- AUD/USD surges to near 0.6550 as RBA Bullock prepares to hike interest rates further if needed.
- The Fed is expected to go aggressively on rate cuts amid fears of a potential US slowdown.
- Investors await the US weekly jobless claims data.
The AUD/USD pair climbs to near 0.6550 in Thursday’s European session. The Aussie asset strengthens as Reserve Bank of Australia (RBA) Governor Michelle Bullock delivers a hawkish guidance on interest rates and the US Dollar (USD) corrects on firm Federal Reserve (Fed) rate-cut prospects.
Michelle Bullock said in the Q&A session at Thursday's Rotary Club of Armidale Annual Lecture said the board will not hesitate to hike its Official Cash Rate (OCR) further if needed. She added that central bank will be vigilant to inflation risks. When asked about the inflation outlook, Bullock said. “Don’t expect to be back in 2–3% target range until end of 2025.”
Meanwhile, the market sentiment remains risk-averse on fears of potential global slowdown. S&P 500 futures have posted some losses in the European session. The US Dollar Index (DXY), which tracks the Greenback’s value against six major currencies, edges lower to near 103.00.
The near-term outlook of the US Dollar remains uncertain on market expectations that the Federal Reserve (Fed) will adopt an aggressive policy-easing stance. On the contrary, Economists at Goldman Sachs wrote in a note, “So while market stress is noticeably higher than a week ago, our Financial Stress Index (FSI) suggests that there have been no serious market disruptions to date that would force policymakers to intervene."
In Thursday’s session, investors will focus on the United States Initial Jobless Claims data for the week ending August 2 to know more about the current status of the labor market, which will be published at 12:30 GMT. Economists have estimated that individuals claiming jobless benefits for the first time were 240K, lower than the prior release of 249K.
Australian Dollar FAQs
One of the most significant factors for the Australian Dollar (AUD) is the level of interest rates set by the Reserve Bank of Australia (RBA). Because Australia is a resource-rich country another key driver is the price of its biggest export, Iron Ore. The health of the Chinese economy, its largest trading partner, is a factor, as well as inflation in Australia, its growth rate and Trade Balance. Market sentiment – whether investors are taking on more risky assets (risk-on) or seeking safe-havens (risk-off) – is also a factor, with risk-on positive for AUD.

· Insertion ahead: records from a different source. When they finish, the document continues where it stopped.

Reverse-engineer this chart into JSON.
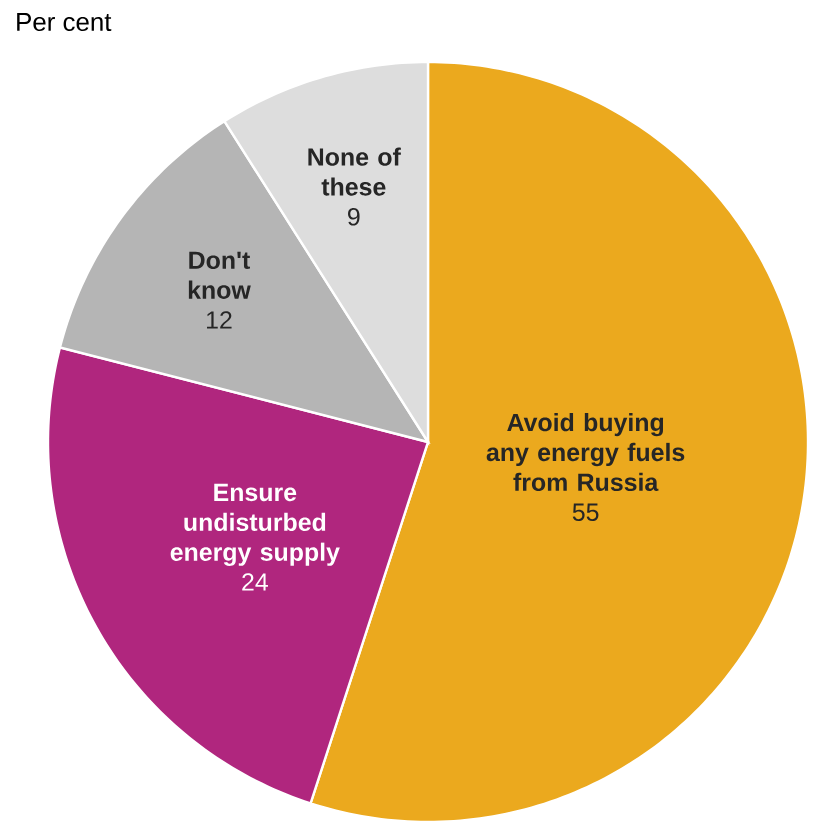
{
  "chart_data": {
    "type": "pie",
    "subtitle": "Per cent",
    "categories": [
      "Avoid buying any energy fuels from Russia",
      "Ensure undisturbed energy supply",
      "Don't know",
      "None of these"
    ],
    "values": [
      55,
      24,
      12,
      9
    ],
    "colors": [
      "#eba91e",
      "#b0267e",
      "#b5b5b5",
      "#dddddd"
    ],
    "data_labels": true
  }
}
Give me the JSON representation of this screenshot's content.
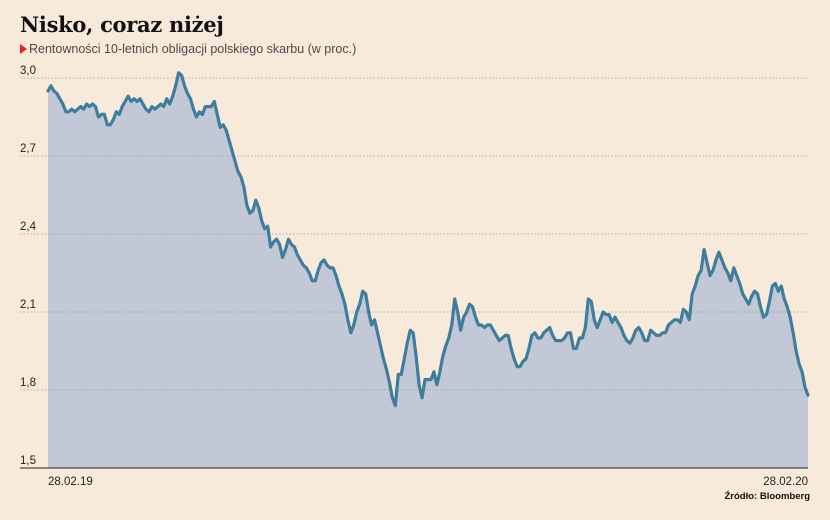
{
  "header": {
    "title": "Nisko, coraz niżej",
    "subtitle": "Rentowności 10-letnich obligacji polskiego skarbu (w proc.)",
    "source": "Źródło: Bloomberg"
  },
  "colors": {
    "background": "#f8eadb",
    "line": "#3f7d9d",
    "area": "#c3c8d6",
    "grid": "#9a9a9a",
    "marker": "#e0262b"
  },
  "chart_data": {
    "type": "area",
    "title": "Nisko, coraz niżej",
    "subtitle": "Rentowności 10-letnich obligacji polskiego skarbu (w proc.)",
    "xlabel": "",
    "ylabel": "",
    "x_tick_labels": [
      "28.02.19",
      "28.02.20"
    ],
    "y_tick_labels": [
      "3,0",
      "2,7",
      "2,4",
      "2,1",
      "1,8",
      "1,5"
    ],
    "y_ticks": [
      3.0,
      2.7,
      2.4,
      2.1,
      1.8,
      1.5
    ],
    "ylim": [
      1.5,
      3.05
    ],
    "grid": true,
    "legend": "none",
    "series": [
      {
        "values": [
          2.95,
          2.97,
          2.95,
          2.94,
          2.92,
          2.9,
          2.87,
          2.87,
          2.88,
          2.87,
          2.88,
          2.89,
          2.88,
          2.9,
          2.89,
          2.9,
          2.89,
          2.85,
          2.86,
          2.86,
          2.82,
          2.82,
          2.84,
          2.87,
          2.86,
          2.89,
          2.91,
          2.93,
          2.91,
          2.92,
          2.91,
          2.92,
          2.9,
          2.88,
          2.87,
          2.89,
          2.88,
          2.89,
          2.9,
          2.89,
          2.92,
          2.9,
          2.93,
          2.97,
          3.02,
          3.01,
          2.97,
          2.94,
          2.92,
          2.88,
          2.85,
          2.87,
          2.86,
          2.89,
          2.89,
          2.89,
          2.91,
          2.86,
          2.81,
          2.82,
          2.8,
          2.76,
          2.72,
          2.68,
          2.64,
          2.62,
          2.58,
          2.51,
          2.48,
          2.49,
          2.53,
          2.5,
          2.45,
          2.42,
          2.43,
          2.35,
          2.37,
          2.38,
          2.36,
          2.31,
          2.34,
          2.38,
          2.36,
          2.35,
          2.32,
          2.3,
          2.28,
          2.27,
          2.25,
          2.22,
          2.22,
          2.26,
          2.29,
          2.3,
          2.28,
          2.27,
          2.27,
          2.24,
          2.2,
          2.17,
          2.13,
          2.07,
          2.02,
          2.05,
          2.1,
          2.13,
          2.18,
          2.17,
          2.1,
          2.05,
          2.07,
          2.02,
          1.97,
          1.92,
          1.88,
          1.83,
          1.77,
          1.74,
          1.86,
          1.86,
          1.92,
          1.98,
          2.03,
          2.02,
          1.93,
          1.82,
          1.77,
          1.84,
          1.84,
          1.84,
          1.87,
          1.82,
          1.87,
          1.93,
          1.97,
          2.0,
          2.05,
          2.15,
          2.1,
          2.03,
          2.08,
          2.1,
          2.13,
          2.12,
          2.08,
          2.05,
          2.05,
          2.04,
          2.05,
          2.05,
          2.03,
          2.01,
          1.99,
          2.0,
          2.01,
          2.01,
          1.96,
          1.92,
          1.89,
          1.89,
          1.91,
          1.92,
          1.96,
          2.01,
          2.02,
          2.0,
          2.0,
          2.02,
          2.03,
          2.04,
          2.01,
          1.99,
          1.99,
          1.99,
          2.0,
          2.02,
          2.02,
          1.96,
          1.96,
          2.0,
          2.0,
          2.04,
          2.15,
          2.14,
          2.07,
          2.04,
          2.07,
          2.1,
          2.09,
          2.09,
          2.06,
          2.08,
          2.06,
          2.04,
          2.01,
          1.99,
          1.98,
          2.0,
          2.03,
          2.04,
          2.02,
          1.99,
          1.99,
          2.03,
          2.02,
          2.01,
          2.01,
          2.02,
          2.02,
          2.05,
          2.06,
          2.07,
          2.07,
          2.06,
          2.11,
          2.1,
          2.07,
          2.17,
          2.2,
          2.24,
          2.26,
          2.34,
          2.29,
          2.24,
          2.26,
          2.3,
          2.33,
          2.3,
          2.27,
          2.25,
          2.22,
          2.27,
          2.24,
          2.21,
          2.17,
          2.15,
          2.13,
          2.16,
          2.18,
          2.17,
          2.12,
          2.08,
          2.09,
          2.14,
          2.2,
          2.21,
          2.18,
          2.2,
          2.15,
          2.12,
          2.08,
          2.02,
          1.95,
          1.9,
          1.87,
          1.81,
          1.78
        ]
      }
    ]
  }
}
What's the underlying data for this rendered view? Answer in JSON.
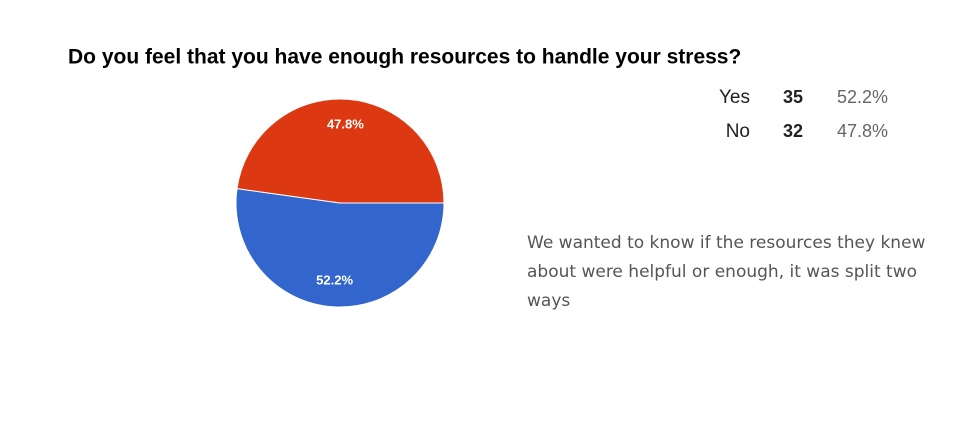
{
  "chart_data": {
    "type": "pie",
    "title": "Do you feel that you have enough resources to handle your stress?",
    "categories": [
      "Yes",
      "No"
    ],
    "counts": [
      35,
      32
    ],
    "values": [
      52.2,
      47.8
    ],
    "value_labels": [
      "52.2%",
      "47.8%"
    ],
    "colors": [
      "#3366cc",
      "#dc3912"
    ],
    "annotation": "We wanted to know if the resources they knew about were helpful or enough, it was split two ways"
  }
}
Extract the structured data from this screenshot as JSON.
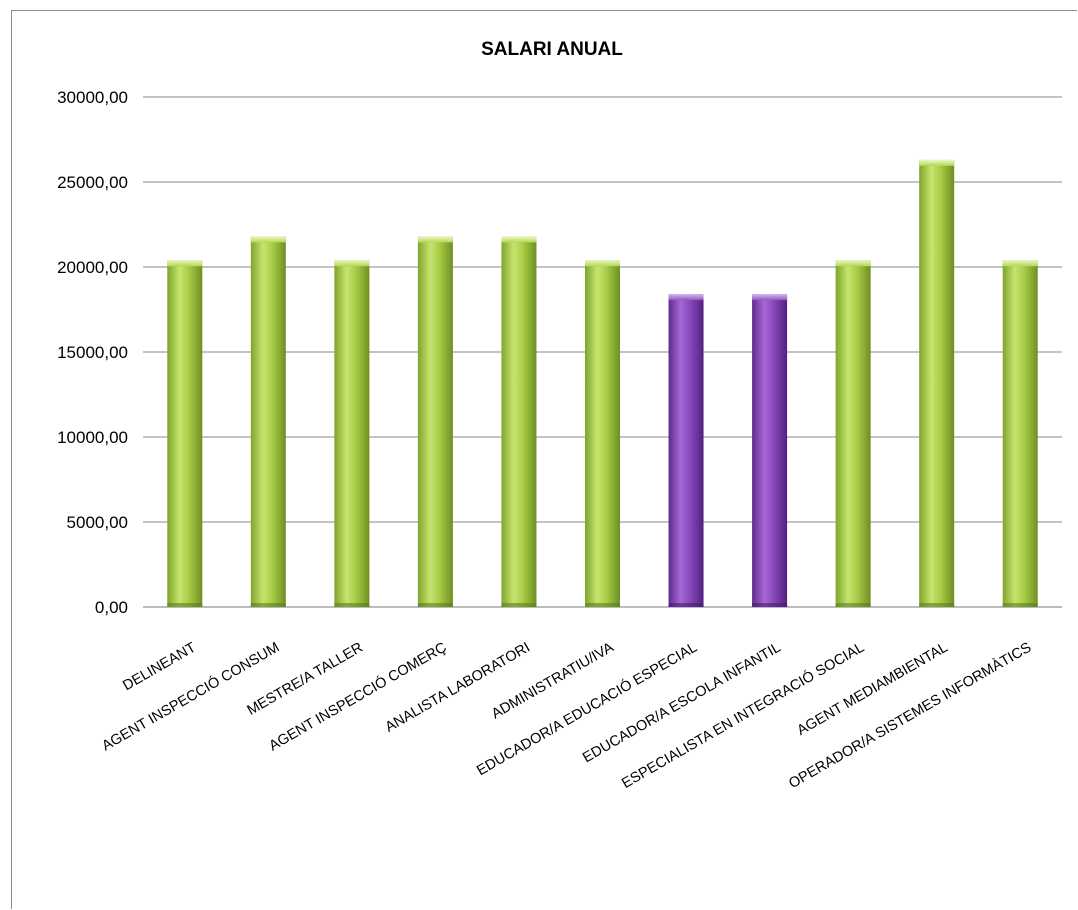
{
  "chart_data": {
    "type": "bar",
    "title": "SALARI  ANUAL",
    "xlabel": "",
    "ylabel": "",
    "ylim": [
      0,
      30000
    ],
    "yticks": [
      0,
      5000,
      10000,
      15000,
      20000,
      25000,
      30000
    ],
    "ytick_labels": [
      "0,00",
      "5000,00",
      "10000,00",
      "15000,00",
      "20000,00",
      "25000,00",
      "30000,00"
    ],
    "grid": true,
    "legend": "none",
    "categories": [
      "DELINEANT",
      "AGENT INSPECCIÓ CONSUM",
      "MESTRE/A TALLER",
      "AGENT INSPECCIÓ COMERÇ",
      "ANALISTA LABORATORI",
      "ADMINISTRATIU/IVA",
      "EDUCADOR/A EDUCACIÓ ESPECIAL",
      "EDUCADOR/A ESCOLA INFANTIL",
      "ESPECIALISTA EN INTEGRACIÓ SOCIAL",
      "AGENT MEDIAMBIENTAL",
      "OPERADOR/A SISTEMES INFORMÀTICS"
    ],
    "values": [
      20400,
      21800,
      20400,
      21800,
      21800,
      20400,
      18400,
      18400,
      20400,
      26300,
      20400
    ],
    "bar_colors": [
      "#9bc43c",
      "#9bc43c",
      "#9bc43c",
      "#9bc43c",
      "#9bc43c",
      "#9bc43c",
      "#7a3aa6",
      "#7a3aa6",
      "#9bc43c",
      "#9bc43c",
      "#9bc43c"
    ]
  },
  "colors": {
    "green_light": "#c4e36a",
    "green_dark": "#6f8f22",
    "purple_light": "#a367d0",
    "purple_dark": "#5a2586",
    "gridline": "#8a8a8a"
  }
}
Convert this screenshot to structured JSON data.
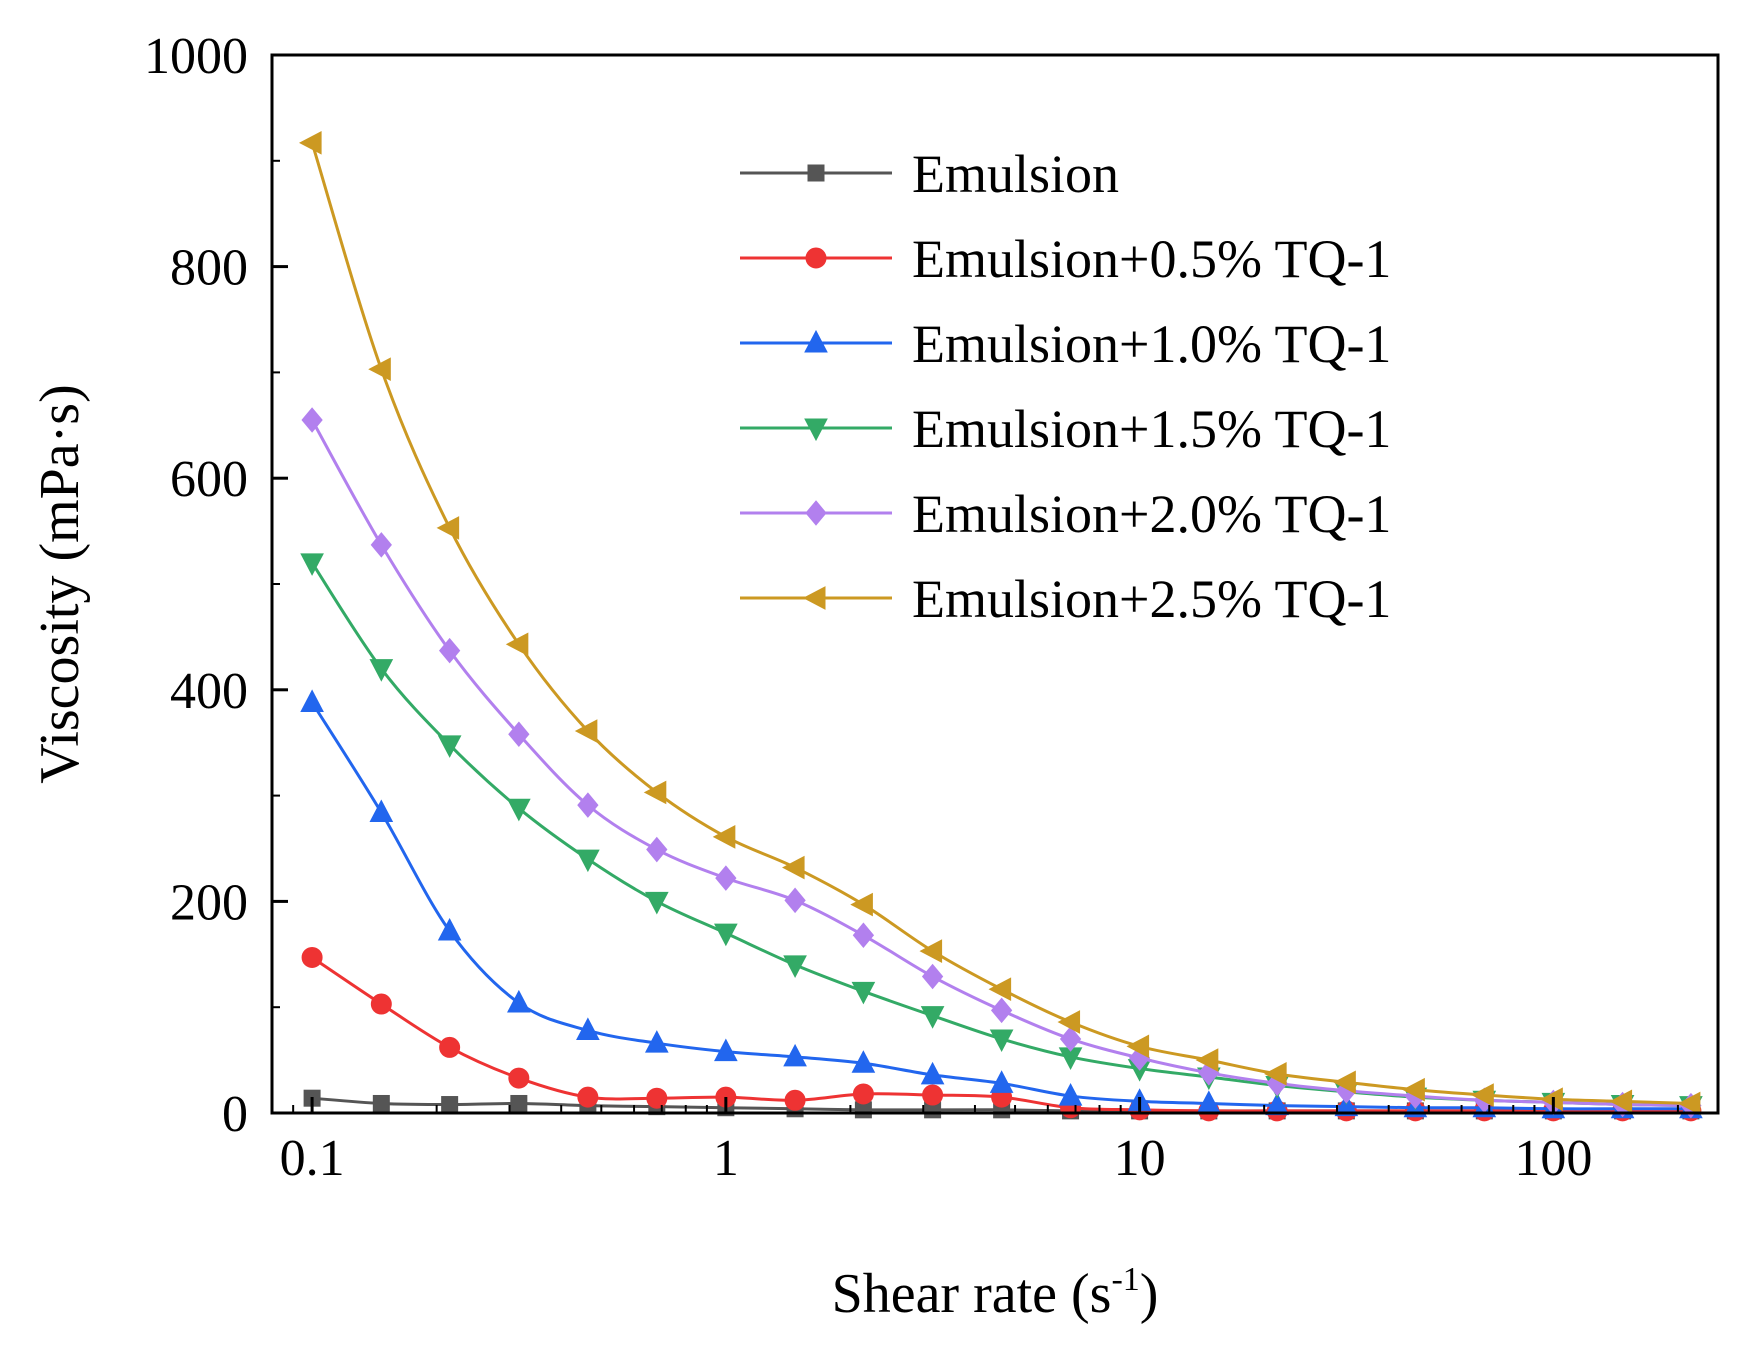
{
  "chart_data": {
    "type": "line",
    "title": "",
    "xlabel": "Shear rate (s",
    "xlabel_sup": "-1",
    "xlabel_end": ")",
    "ylabel": "Viscosity (mPa·s)",
    "xscale": "log",
    "xlim": [
      0.08,
      250
    ],
    "ylim": [
      0,
      1000
    ],
    "xticks": [
      0.1,
      1,
      10,
      100
    ],
    "xtick_labels": [
      "0.1",
      "1",
      "10",
      "100"
    ],
    "yticks": [
      0,
      200,
      400,
      600,
      800,
      1000
    ],
    "ytick_labels": [
      "0",
      "200",
      "400",
      "600",
      "800",
      "1000"
    ],
    "legend_position": "top-right",
    "grid": false,
    "x": [
      0.1,
      0.147,
      0.215,
      0.316,
      0.464,
      0.681,
      1.0,
      1.47,
      2.15,
      3.16,
      4.64,
      6.81,
      10.0,
      14.7,
      21.5,
      31.6,
      46.4,
      68.1,
      100,
      147,
      215
    ],
    "series": [
      {
        "name": "Emulsion",
        "color": "#555555",
        "marker": "square",
        "values": [
          14,
          9,
          8,
          9,
          7,
          6,
          5,
          4,
          3,
          3,
          3,
          2,
          2,
          2,
          2,
          2,
          2,
          2,
          2,
          2,
          2
        ]
      },
      {
        "name": "Emulsion+0.5% TQ-1",
        "color": "#ee3333",
        "marker": "circle",
        "values": [
          147,
          103,
          62,
          33,
          15,
          14,
          15,
          12,
          18,
          17,
          15,
          5,
          3,
          2,
          2,
          2,
          2,
          2,
          2,
          2,
          2
        ]
      },
      {
        "name": "Emulsion+1.0% TQ-1",
        "color": "#2266ee",
        "marker": "triangle-up",
        "values": [
          388,
          284,
          172,
          104,
          78,
          66,
          58,
          53,
          47,
          36,
          28,
          16,
          11,
          9,
          7,
          6,
          5,
          5,
          4,
          4,
          4
        ]
      },
      {
        "name": "Emulsion+1.5% TQ-1",
        "color": "#33aa66",
        "marker": "triangle-down",
        "values": [
          520,
          420,
          348,
          288,
          240,
          200,
          170,
          140,
          115,
          92,
          70,
          53,
          42,
          34,
          26,
          20,
          15,
          12,
          10,
          8,
          7
        ]
      },
      {
        "name": "Emulsion+2.0% TQ-1",
        "color": "#b280ee",
        "marker": "diamond",
        "values": [
          655,
          537,
          437,
          358,
          291,
          249,
          222,
          201,
          168,
          129,
          97,
          70,
          52,
          38,
          28,
          21,
          16,
          12,
          10,
          8,
          7
        ]
      },
      {
        "name": "Emulsion+2.5% TQ-1",
        "color": "#cc9922",
        "marker": "triangle-left",
        "values": [
          917,
          703,
          553,
          443,
          361,
          303,
          261,
          232,
          197,
          153,
          117,
          86,
          63,
          50,
          37,
          29,
          22,
          17,
          13,
          11,
          9
        ]
      }
    ]
  }
}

The Reserve Bank of Australia (RBA) influences the Australian Dollar (AUD) by setting the level of interest rates that Australian banks can lend to each other. This influences the level of interest rates in the economy as a whole. The main goal of the RBA is to maintain a stable inflation rate of 2-3% by adjusting interest rates up or down. Relatively high interest rates compared to other major central banks support the AUD, and the opposite for relatively low. The RBA can also use quantitative easing and tightening to influence credit conditions, with the former AUD-negative and the latter AUD-positive.
China is Australia’s largest trading partner so the health of the Chinese economy is a major influence on the value of the Australian Dollar (AUD). When the Chinese economy is doing well it purchases more raw materials, goods and services from Australia, lifting demand for the AUD, and pushing up its value. The opposite is the case when the Chinese economy is not growing as fast as expected. Positive or negative surprises in Chinese growth data, therefore, often have a direct impact on the Australian Dollar and its pairs.
Iron Ore is Australia’s largest export, accounting for $118 billion a year according to data from 2021, with China as its primary destination. The price of Iron Ore, therefore, can be a driver of the Australian Dollar. Generally, if the price of Iron Ore rises, AUD also goes up, as aggregate demand for the currency increases. The opposite is the case if the price of Iron Ore falls. Higher Iron Ore prices also tend to result in a greater likelihood of a positive Trade Balance for Australia, which is also positive of the AUD.
The Trade Balance, which is the difference between what a country earns from its exports versus what it pays for its imports, is another factor that can influence the value of the Australian Dollar. If Australia produces highly sought after exports, then its currency will gain in value purely from the surplus demand created from foreign buyers seeking to purchase its exports versus what it spends to purchase imports. Therefore, a positive net Trade Balance strengthens the AUD, with the opposite effect if the Trade Balance is negative.